Geldigheid in de sociologie begrijpen

In termen van sociologie en onderzoek is interne validiteit de mate waarin een instrument, zoals een enquêtevraag, meet wat het beoogt te meten, terwijl externe validiteit verwijst naar het vermogen van resultaten van een experiment om verder te generaliseren dan de onmiddellijke studie.

Echte geldigheid komt wanneer zowel de gebruikte instrumenten als de resultaten van experimenten zelf nauwkeurig blijken te zijn telkens wanneer een experiment wordt uitgevoerd; daarom moeten alle gegevens die als geldig worden beschouwd als betrouwbaar worden beschouwd, wat betekent dat ze in meerdere experimenten moeten kunnen worden herhaald.
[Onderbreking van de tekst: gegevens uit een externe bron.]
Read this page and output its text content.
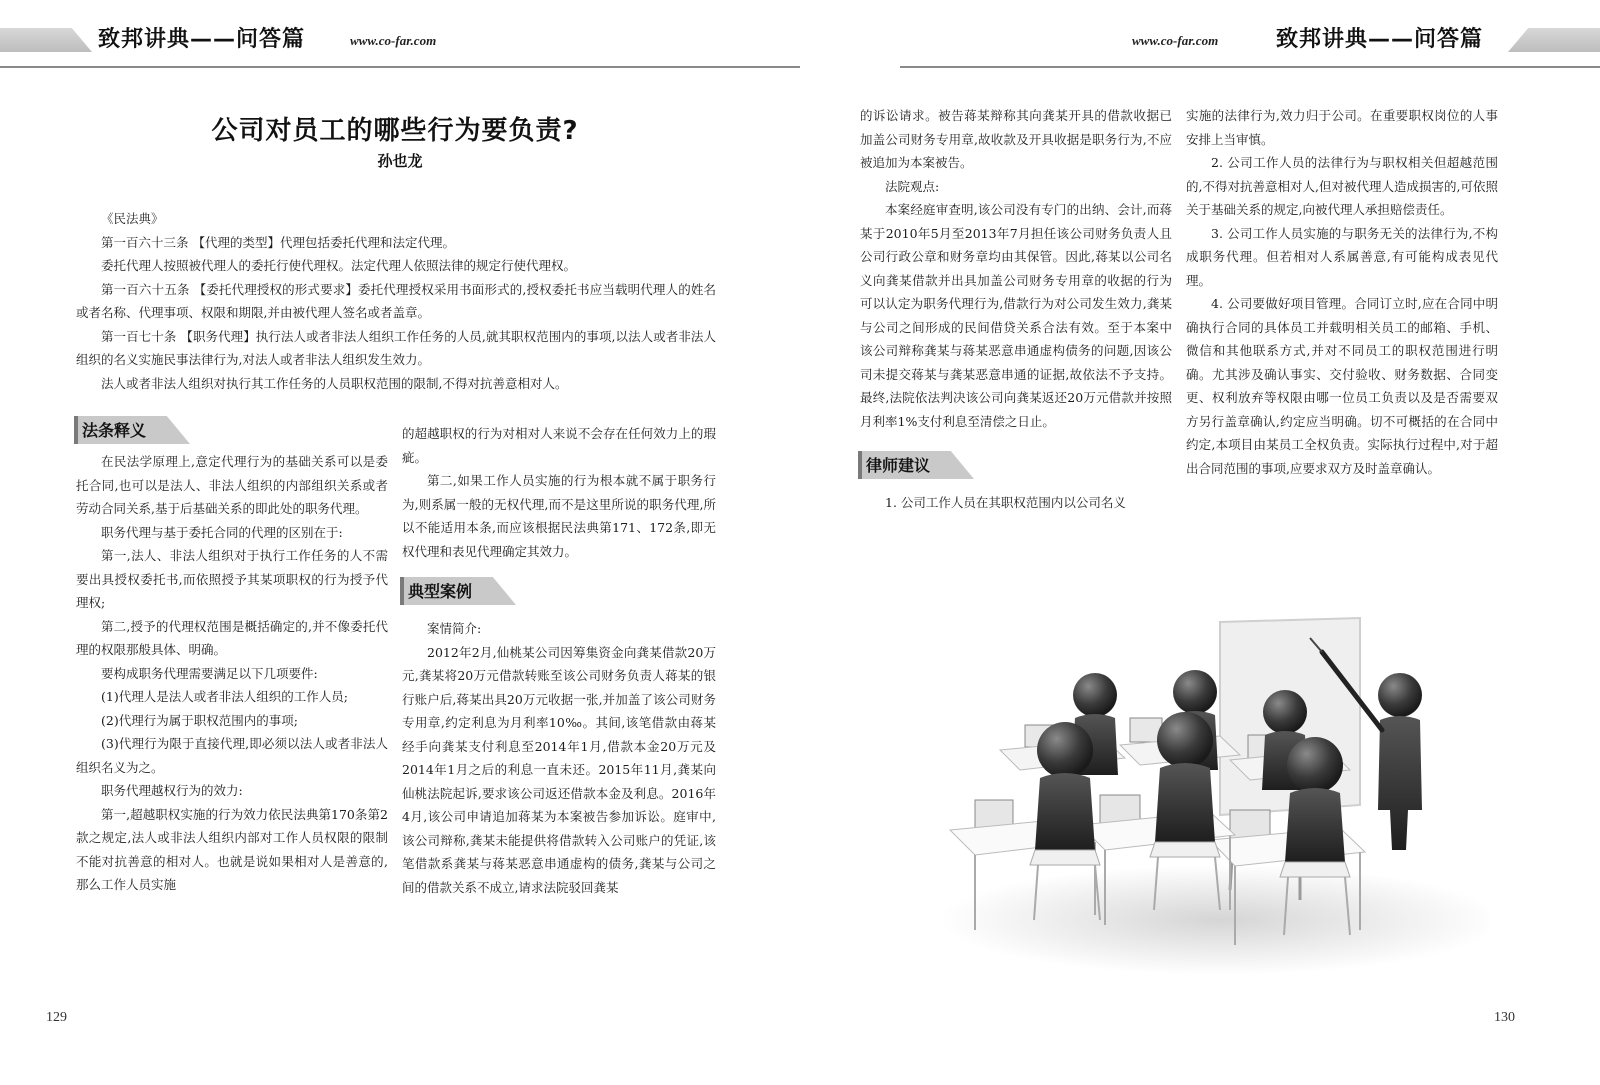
致邦讲典——问答篇	www.co-far.com	www.co-far.com	致邦讲典——问答篇
公司对员工的哪些行为要负责?
孙也龙

《民法典》

第一百六十三条 【代理的类型】代理包括委托代理和法定代理。

委托代理人按照被代理人的委托行使代理权。法定代理人依照法律的规定行使代理权。

第一百六十五条 【委托代理授权的形式要求】委托代理授权采用书面形式的,授权委托书应当载明代理人的姓名或者名称、代理事项、权限和期限,并由被代理人签名或者盖章。

第一百七十条 【职务代理】执行法人或者非法人组织工作任务的人员,就其职权范围内的事项,以法人或者非法人组织的名义实施民事法律行为,对法人或者非法人组织发生效力。

法人或者非法人组织对执行其工作任务的人员职权范围的限制,不得对抗善意相对人。

法条释义

在民法学原理上,意定代理行为的基础关系可以是委托合同,也可以是法人、非法人组织的内部组织关系或者劳动合同关系,基于后基础关系的即此处的职务代理。

职务代理与基于委托合同的代理的区别在于:

第一,法人、非法人组织对于执行工作任务的人不需要出具授权委托书,而依照授予其某项职权的行为授予代理权;

第二,授予的代理权范围是概括确定的,并不像委托代理的权限那般具体、明确。

要构成职务代理需要满足以下几项要件:

(1)代理人是法人或者非法人组织的工作人员;

(2)代理行为属于职权范围内的事项;

(3)代理行为限于直接代理,即必须以法人或者非法人组织名义为之。

职务代理越权行为的效力:

第一,超越职权实施的行为效力依民法典第170条第2款之规定,法人或非法人组织内部对工作人员权限的限制不能对抗善意的相对人。也就是说如果相对人是善意的,那么工作人员实施

的超越职权的行为对相对人来说不会存在任何效力上的瑕疵。

第二,如果工作人员实施的行为根本就不属于职务行为,则系属一般的无权代理,而不是这里所说的职务代理,所以不能适用本条,而应该根据民法典第171、172条,即无权代理和表见代理确定其效力。

典型案例

案情简介:

2012年2月,仙桃某公司因筹集资金向龚某借款20万元,龚某将20万元借款转账至该公司财务负责人蒋某的银行账户后,蒋某出具20万元收据一张,并加盖了该公司财务专用章,约定利息为月利率10‰。其间,该笔借款由蒋某经手向龚某支付利息至2014年1月,借款本金20万元及2014年1月之后的利息一直未还。2015年11月,龚某向仙桃法院起诉,要求该公司返还借款本金及利息。2016年4月,该公司申请追加蒋某为本案被告参加诉讼。庭审中,该公司辩称,龚某未能提供将借款转入公司账户的凭证,该笔借款系龚某与蒋某恶意串通虚构的债务,龚某与公司之间的借款关系不成立,请求法院驳回龚某

的诉讼请求。被告蒋某辩称其向龚某开具的借款收据已加盖公司财务专用章,故收款及开具收据是职务行为,不应被追加为本案被告。

法院观点:

本案经庭审查明,该公司没有专门的出纳、会计,而蒋某于2010年5月至2013年7月担任该公司财务负责人且公司行政公章和财务章均由其保管。因此,蒋某以公司名义向龚某借款并出具加盖公司财务专用章的收据的行为可以认定为职务代理行为,借款行为对公司发生效力,龚某与公司之间形成的民间借贷关系合法有效。至于本案中该公司辩称龚某与蒋某恶意串通虚构债务的问题,因该公司未提交蒋某与龚某恶意串通的证据,故依法不予支持。最终,法院依法判决该公司向龚某返还20万元借款并按照月利率1%支付利息至清偿之日止。

律师建议

1. 公司工作人员在其职权范围内以公司名义

实施的法律行为,效力归于公司。在重要职权岗位的人事安排上当审慎。

2. 公司工作人员的法律行为与职权相关但超越范围的,不得对抗善意相对人,但对被代理人造成损害的,可依照关于基础关系的规定,向被代理人承担赔偿责任。

3. 公司工作人员实施的与职务无关的法律行为,不构成职务代理。但若相对人系属善意,有可能构成表见代理。

4. 公司要做好项目管理。合同订立时,应在合同中明确执行合同的具体员工并载明相关员工的邮箱、手机、微信和其他联系方式,并对不同员工的职权范围进行明确。尤其涉及确认事实、交付验收、财务数据、合同变更、权利放弃等权限由哪一位员工负责以及是否需要双方另行盖章确认,约定应当明确。切不可概括的在合同中约定,本项目由某员工全权负责。实际执行过程中,对于超出合同范围的事项,应要求双方及时盖章确认。

129	130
Als een onderzoek bijvoorbeeld stelt dat de geschiktheidsscore van een student een geldige voorspeller is van de testscores van een student voor bepaalde onderwerpen, zou de hoeveelheid onderzoek naar die relatie bepalen of het meetinstrument al dan niet wordt gebruikt (hier de geschiktheid zoals ze zijn) betrekking hebben op de testscores) worden als geldig beschouwd.
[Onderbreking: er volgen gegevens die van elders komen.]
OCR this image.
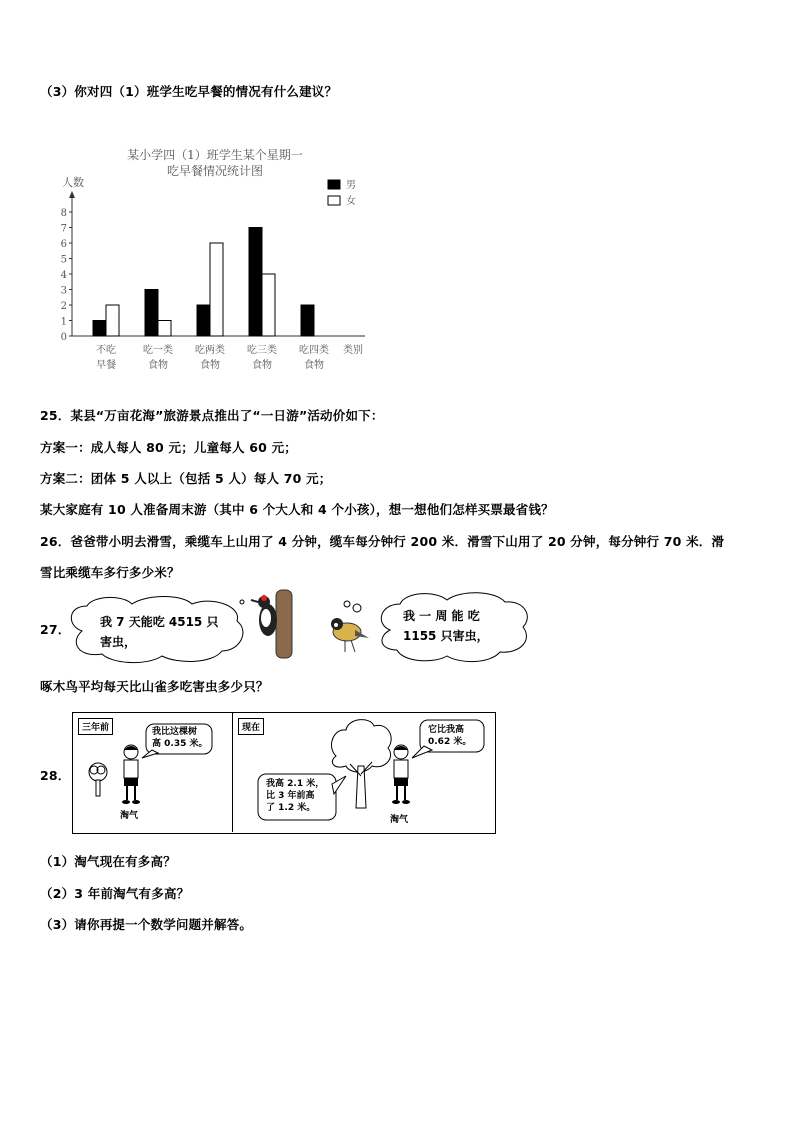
（3）你对四（1）班学生吃早餐的情况有什么建议？
某小学四（1）班学生某个星期一
吃早餐情况统计图
人数
0
1
2
3
4
5
6
7
8
不吃
早餐
吃一类
食物
吃两类
食物
吃三类
食物
吃四类
食物
类别
男
女
25．某县“万亩花海”旅游景点推出了“一日游”活动价如下：
方案一：成人每人 80 元；儿童每人 60 元；
方案二：团体 5 人以上（包括 5 人）每人 70 元；
某大家庭有 10 人准备周末游（其中 6 个大人和 4 个小孩），想一想他们怎样买票最省钱？
26．爸爸带小明去滑雪，乘缆车上山用了 4 分钟，缆车每分钟行 200 米．滑雪下山用了 20 分钟，每分钟行 70 米．滑
雪比乘缆车多行多少米？
27． 我 7 天能吃 4515 只
害虫，
我 一 周 能 吃
1155 只害虫，
啄木鸟平均每天比山雀多吃害虫多少只？
28．
三年前	我比这棵树
高 0.35 米。
淘气
现在	它比我高
0.62 米。
我高 2.1 米，
比 3 年前高
了 1.2 米。
淘气
（1）淘气现在有多高？
（2）3 年前淘气有多高？
（3）请你再提一个数学问题并解答。
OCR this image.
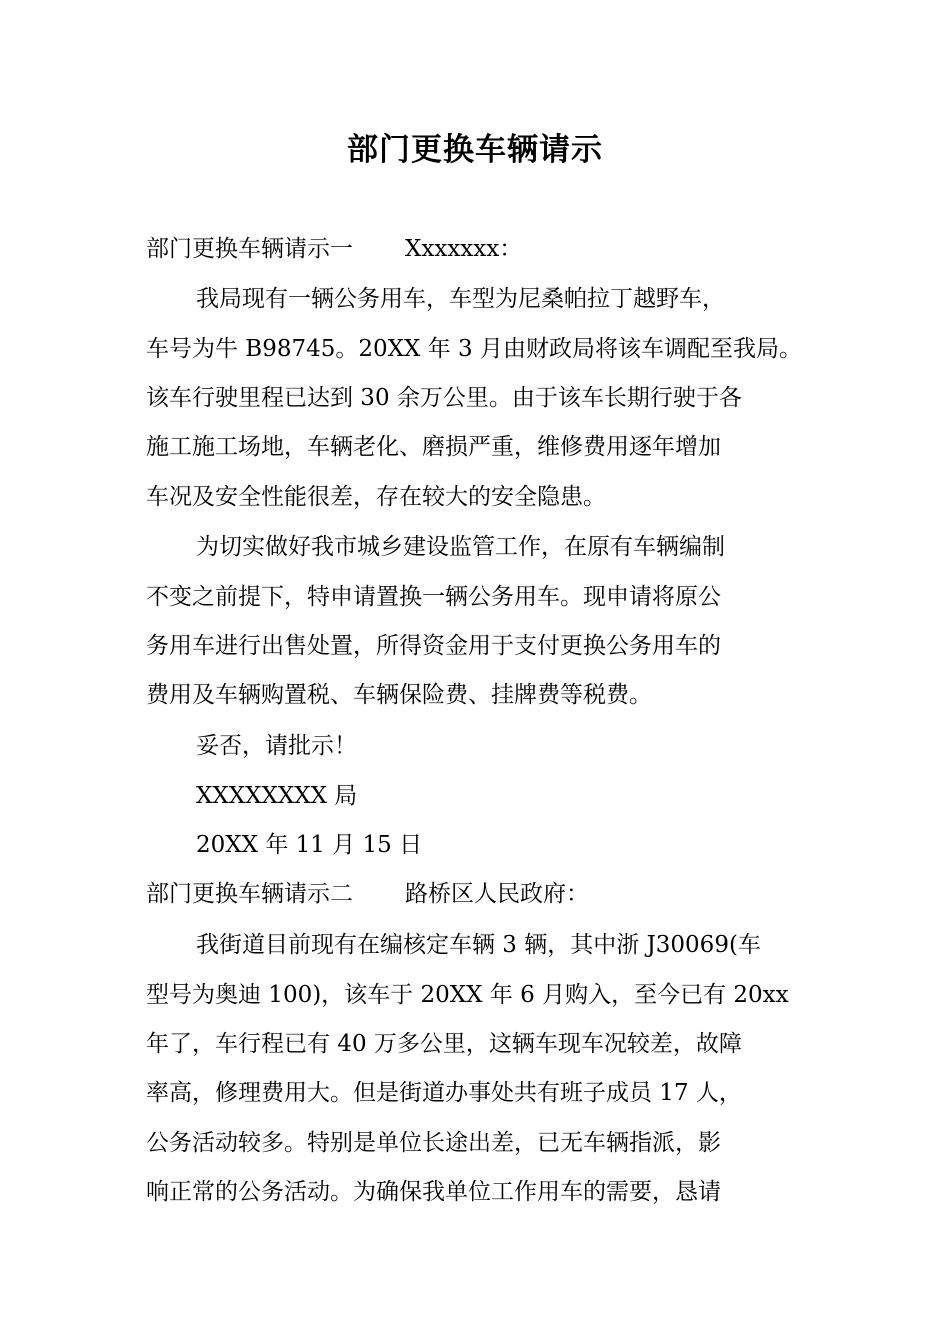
部门更换车辆请示
部门更换车辆请示一 Xxxxxxx：
我局现有一辆公务用车，车型为尼桑帕拉丁越野车，
车号为牛 B98745。20XX 年 3 月由财政局将该车调配至我局。
该车行驶里程已达到 30 余万公里。由于该车长期行驶于各
施工施工场地，车辆老化、磨损严重，维修费用逐年增加
车况及安全性能很差，存在较大的安全隐患。
为切实做好我市城乡建设监管工作，在原有车辆编制
不变之前提下，特申请置换一辆公务用车。现申请将原公
务用车进行出售处置，所得资金用于支付更换公务用车的
费用及车辆购置税、车辆保险费、挂牌费等税费。
妥否，请批示！
XXXXXXXX 局
20XX 年 11 月 15 日
部门更换车辆请示二 路桥区人民政府：
我街道目前现有在编核定车辆 3 辆，其中浙 J30069(车
型号为奥迪 100)，该车于 20XX 年 6 月购入，至今已有 20xx
年了，车行程已有 40 万多公里，这辆车现车况较差，故障
率高，修理费用大。但是街道办事处共有班子成员 17 人，
公务活动较多。特别是单位长途出差，已无车辆指派，影
响正常的公务活动。为确保我单位工作用车的需要，恳请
De twee geldigheidsaspecten: intern en extern

Om een ​​experiment als geldig te beschouwen, moet het eerst intern en extern als geldig worden beschouwd. Dit betekent dat de meetinstrumenten van een experiment herhaaldelijk moeten kunnen worden gebruikt om dezelfde resultaten te genereren.
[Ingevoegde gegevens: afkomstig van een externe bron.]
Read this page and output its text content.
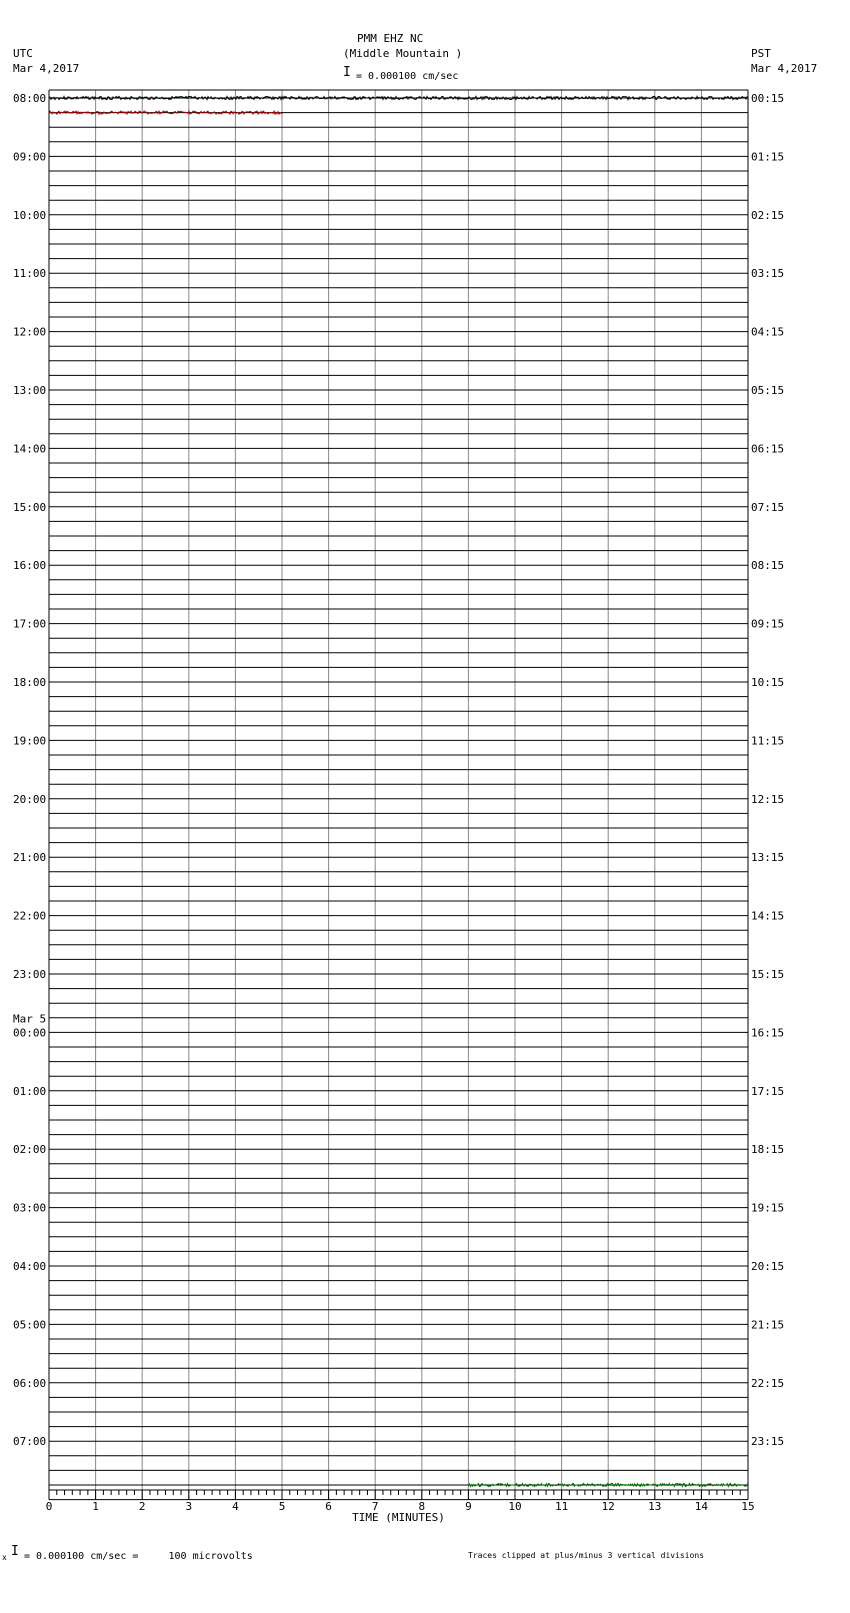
PMM EHZ NC
(Middle Mountain )
I = 0.000100 cm/sec
UTC
Mar 4,2017
PST
Mar 4,2017
08:00	00:15
09:00	01:15
10:00	02:15
11:00	03:15
12:00	04:15
13:00	05:15
14:00	06:15
15:00	07:15
16:00	08:15
17:00	09:15
18:00	10:15
19:00	11:15
20:00	12:15
21:00	13:15
22:00	14:15
23:00	15:15
00:00	16:15
Mar 5
01:00	17:15
02:00	18:15
03:00	19:15
04:00	20:15
05:00	21:15
06:00	22:15
07:00	23:15
0	1	2	3	4	5	6	7	8	9	10	11	12	13	14	15
TIME (MINUTES)
x I = 0.000100 cm/sec =     100 microvolts	Traces clipped at plus/minus 3 vertical divisions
Barbara Davis, professor psychologie aan de Universiteit van Californië, Barbara Sommers, stelt het in haar "Inleiding tot wetenschappelijke kennis" -democursus, maar de waarheid van deze twee aspecten van validiteit is misschien moeilijk te bepalen:

Verschillende methoden variëren met betrekking tot deze twee aspecten van geldigheid. Experimenten, omdat ze de neiging hebben gestructureerd en gecontroleerd te worden, hebben vaak een hoge interne validiteit. Hun sterkte met betrekking tot structuur en controle kan echter leiden tot een lage externe validiteit. De resultaten kunnen zo beperkt zijn dat generalisatie naar andere situaties wordt voorkomen. Observationeel onderzoek kan daarentegen een hoge externe validiteit (generaliseerbaarheid) hebben omdat het in de echte wereld heeft plaatsgevonden. De aanwezigheid van zoveel ongecontroleerde variabelen kan echter leiden tot een lage interne validiteit omdat we niet zeker kunnen zijn welke variabelen het waargenomen gedrag beïnvloeden.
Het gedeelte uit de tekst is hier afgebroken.